Wanneer leer je gedachten lezen?

We zien de grootste ontwikkelingen van Theory of Mind voor het vijfde levensjaar. Rond 18 maanden laten kinderen de eerste tekenen van Theory of Mind zien. Onderzoek toont aan dat, van 18 maanden tot 2 jaar, kinderen steeds beter begrijpen dat ze een ander soms het beste kunnen helpen door de doelen en overtuigingen van die ander in overweging te nemen, in plaats van die van zichzelf.[3] Ze beginnen ongemak en emoties te herkennen in anderen en zoeken manieren om diegene te helpen of troosten.

Vanaf 3 jaar komt het begrip dat acties van anderen soms gebaseerd zijn op hún gedachten, intenties en verlangens, en snappen ze beter dat anderen een realiteit kunnen hebben die verschilt van de eigen beleving. Ze onderscheiden echte van neppe gebeurtenissen, zien oorzaken en consequenties van emoties, en beginnen zelfbewuste emoties te vertonen (zoals schaamte).

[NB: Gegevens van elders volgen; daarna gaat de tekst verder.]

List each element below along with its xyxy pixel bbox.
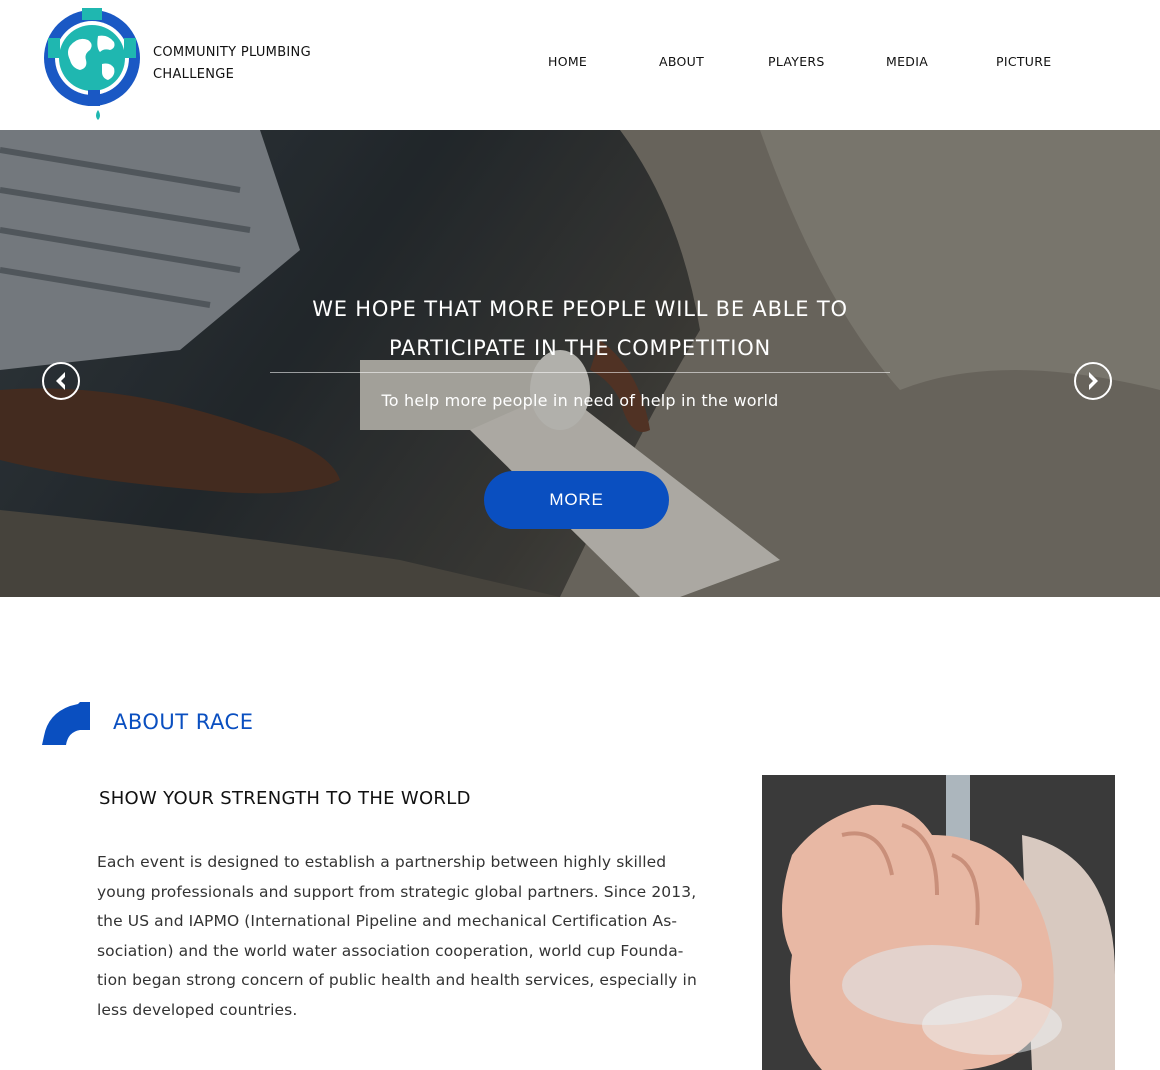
hero-title: WE HOPE THAT MORE PEOPLE WILL BE ABLE TO…	[260, 290, 900, 368]
nav-picture[interactable]: PICTURE	[996, 54, 1051, 69]
hero-slider: WE HOPE THAT MORE PEOPLE WILL BE ABLE TO…	[0, 130, 1160, 597]
nav-players[interactable]: PLAYERS	[768, 54, 825, 69]
nav-about[interactable]: ABOUT	[659, 54, 704, 69]
nav-media[interactable]: MEDIA	[886, 54, 928, 69]
main-nav: HOME ABOUT PLAYERS MEDIA PICTURE	[0, 54, 1160, 74]
nav-home[interactable]: HOME	[548, 54, 587, 69]
chevron-right-icon	[1089, 372, 1098, 390]
hero-title-line2: PARTICIPATE IN THE COMPETITION	[388, 336, 772, 360]
hands-water-photo	[762, 775, 1115, 1070]
about-heading: ABOUT RACE	[113, 710, 254, 734]
hero-subtitle: To help more people in need of help in t…	[381, 391, 779, 410]
about-body-text: Each event is designed to establish a pa…	[97, 853, 697, 1019]
site-header: COMMUNITY PLUMBING CHALLENGE HOME ABOUT …	[0, 0, 1160, 130]
slider-prev-button[interactable]	[42, 362, 80, 400]
slider-next-button[interactable]	[1074, 362, 1112, 400]
hero-divider	[270, 372, 890, 373]
about-subheading: SHOW YOUR STRENGTH TO THE WORLD	[99, 788, 471, 809]
pipe-elbow-icon	[42, 702, 90, 745]
hero-title-line1: WE HOPE THAT MORE PEOPLE WILL BE ABLE TO	[312, 297, 848, 321]
chevron-left-icon	[56, 372, 65, 390]
more-button[interactable]: MORE	[484, 471, 669, 529]
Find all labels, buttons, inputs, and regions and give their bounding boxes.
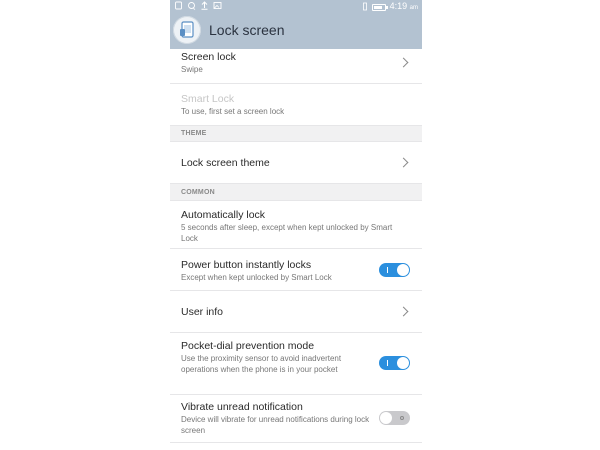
setting-title: Automatically lock [181, 209, 266, 221]
upload-icon [200, 1, 209, 10]
setting-subtitle: To use, first set a screen lock [181, 107, 285, 116]
setting-title: Vibrate unread notification [181, 401, 303, 413]
setting-title: Power button instantly locks [181, 259, 312, 271]
section-label: THEME [181, 130, 207, 137]
status-icons-left [174, 1, 222, 10]
setting-pocket-dial-prevention[interactable]: Pocket-dial prevention mode Use the prox… [170, 333, 422, 395]
setting-power-button-locks[interactable]: Power button instantly locks Except when… [170, 249, 422, 291]
battery-icon [371, 4, 388, 11]
setting-subtitle: Device will vibrate for unread notificat… [181, 415, 370, 435]
setting-title: Lock screen theme [181, 157, 270, 169]
setting-title: User info [181, 306, 224, 318]
sync-icon [187, 1, 196, 10]
setting-title: Screen lock [181, 51, 236, 63]
setting-subtitle: Swipe [181, 65, 203, 74]
vibrate-icon [362, 2, 368, 13]
page-title: Lock screen [209, 22, 285, 38]
chevron-right-icon [398, 306, 409, 317]
setting-automatically-lock[interactable]: Automatically lock 5 seconds after sleep… [170, 201, 422, 249]
section-label: COMMON [181, 189, 215, 196]
status-bar: 4:19 am [170, 0, 422, 13]
setting-vibrate-unread-notification[interactable]: Vibrate unread notification Device will … [170, 395, 422, 443]
setting-title: Smart Lock [181, 93, 235, 105]
power-button-toggle[interactable] [379, 263, 410, 277]
settings-list: Screen lock Swipe Smart Lock To use, fir… [170, 49, 422, 443]
pocket-dial-toggle[interactable] [379, 356, 410, 370]
section-header-theme: THEME [170, 126, 422, 142]
sim-icon [174, 1, 183, 10]
setting-subtitle: 5 seconds after sleep, except when kept … [181, 223, 393, 243]
setting-screen-lock[interactable]: Screen lock Swipe [170, 49, 422, 84]
lock-screen-app-icon[interactable] [173, 16, 201, 44]
setting-subtitle: Except when kept unlocked by Smart Lock [181, 273, 332, 282]
image-icon [213, 1, 222, 10]
phone-screen: 4:19 am Lock screen Screen lock Swipe Sm… [170, 0, 422, 443]
vibrate-unread-toggle[interactable] [379, 411, 410, 425]
chevron-right-icon [398, 157, 409, 168]
section-header-common: COMMON [170, 184, 422, 201]
setting-smart-lock: Smart Lock To use, first set a screen lo… [170, 84, 422, 126]
app-bar: Lock screen [170, 13, 422, 49]
setting-user-info[interactable]: User info [170, 291, 422, 333]
setting-lock-screen-theme[interactable]: Lock screen theme [170, 142, 422, 184]
setting-title: Pocket-dial prevention mode [181, 340, 315, 352]
setting-subtitle: Use the proximity sensor to avoid inadve… [181, 354, 342, 374]
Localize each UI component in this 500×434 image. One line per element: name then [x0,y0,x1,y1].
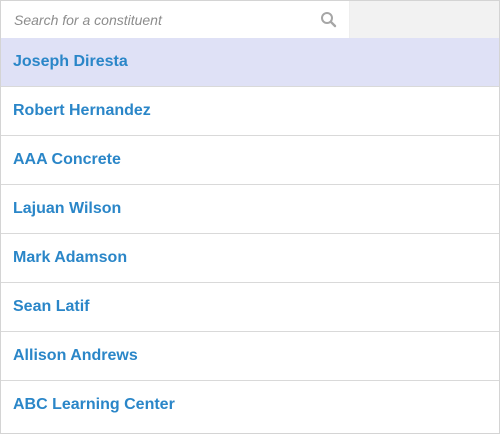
search-icon[interactable] [320,11,337,28]
search-box [1,1,350,38]
list-item[interactable]: Robert Hernandez [1,86,499,135]
search-bar [1,1,499,38]
list-item[interactable]: Mark Adamson [1,233,499,282]
search-input[interactable] [1,1,311,38]
constituent-list: Joseph Diresta Robert Hernandez AAA Conc… [1,38,499,429]
list-item[interactable]: Lajuan Wilson [1,184,499,233]
constituent-picker: Joseph Diresta Robert Hernandez AAA Conc… [0,0,500,434]
list-item[interactable]: Allison Andrews [1,331,499,380]
list-item[interactable]: ABC Learning Center [1,380,499,429]
list-item[interactable]: AAA Concrete [1,135,499,184]
list-item[interactable]: Sean Latif [1,282,499,331]
list-item[interactable]: Joseph Diresta [1,38,499,86]
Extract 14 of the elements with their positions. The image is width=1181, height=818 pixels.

Tussen de 4 en 5 jaar bereiken kinderen de “eerste-orde” van de Theory of Mind. Ze kunnen nu voorspellen (dat ook nog) wat iemand denkt of voelt. Ze kunnen ook voorspellen dat een ander bepaalde acties zal vertonen, ondanks dat die gebaseerd zijn op incorrecte overtuigingen.[4] Bijvoorbeeld: Pietje en Tom (5 jaar) gaan samen knutselen. Pietje heeft een bakje met stiften, maar deze zijn per ongeluk in het bakje beland waar “krijtjes” op staat. Pietje heeft de inhoud gezien, maar Tom nog niet. Als aan Pietje gevraagd wordt wat Tom zal doen als hij krijtjes zoekt, dan zal Pietje in deze fase begrijpen dat Tom het bakje met stiften zal pakken.

… en hoe?

De ontwikkeling van de Theory of Mind wordt beïnvloed door veel factoren. Voorbeelden hiervan zijn doen-alsof of fantasiespel, ouderschapsstijl, cultuur, taalontwikkeling en mentale afstemming van de moeder (ofwel, het vermogen van de moeder om de mentale staten van haar kind te herkennen en interpreteren). Er bestaat ook een soort domino-effect in factoren en gevolgen van de ontwikkeling van de Theory of Mind. Zo zijn relaties met leeftijdsgenoten en academische prestaties gevolgen van deze ontwikkeling, en vervolgens factoren die de ToM ontwikkeling verder bevorderen.

Vóórdat de ToM echt gaat ontstaan, is het belangrijk dat de executieve functies van kinderen zich ontwikkelen. Dat zijn, in essentie, de “regelknoppen” in je hersenen die je helpen om je gedrag te sturen. Zo moet een kind, voordat hij/zij de visie van een ander kan begrijpen, de eigen overtuigingen opzij kunnen zetten. De ontwikkeling van executieve functies lijkt daarom een voorloper te zijn op die van de ToM. Zowel de executieve functies als de ToM kunnen worden, en hier zijn ook mooie schoolprogramma’s voor.[5]

Het is belangrijk om te noemen dat niet bij alle kinderen het volledig lukt de Theory of Mind te ontwikkelen, hoe hard zij dit misschien ook willen of proberen. Zo zien we bijvoorbeeld gebreken in deze ‘sociale cognitie’ bij mensen met de diagnose schizofrenie of een autisme spectrum stoornis (ASS).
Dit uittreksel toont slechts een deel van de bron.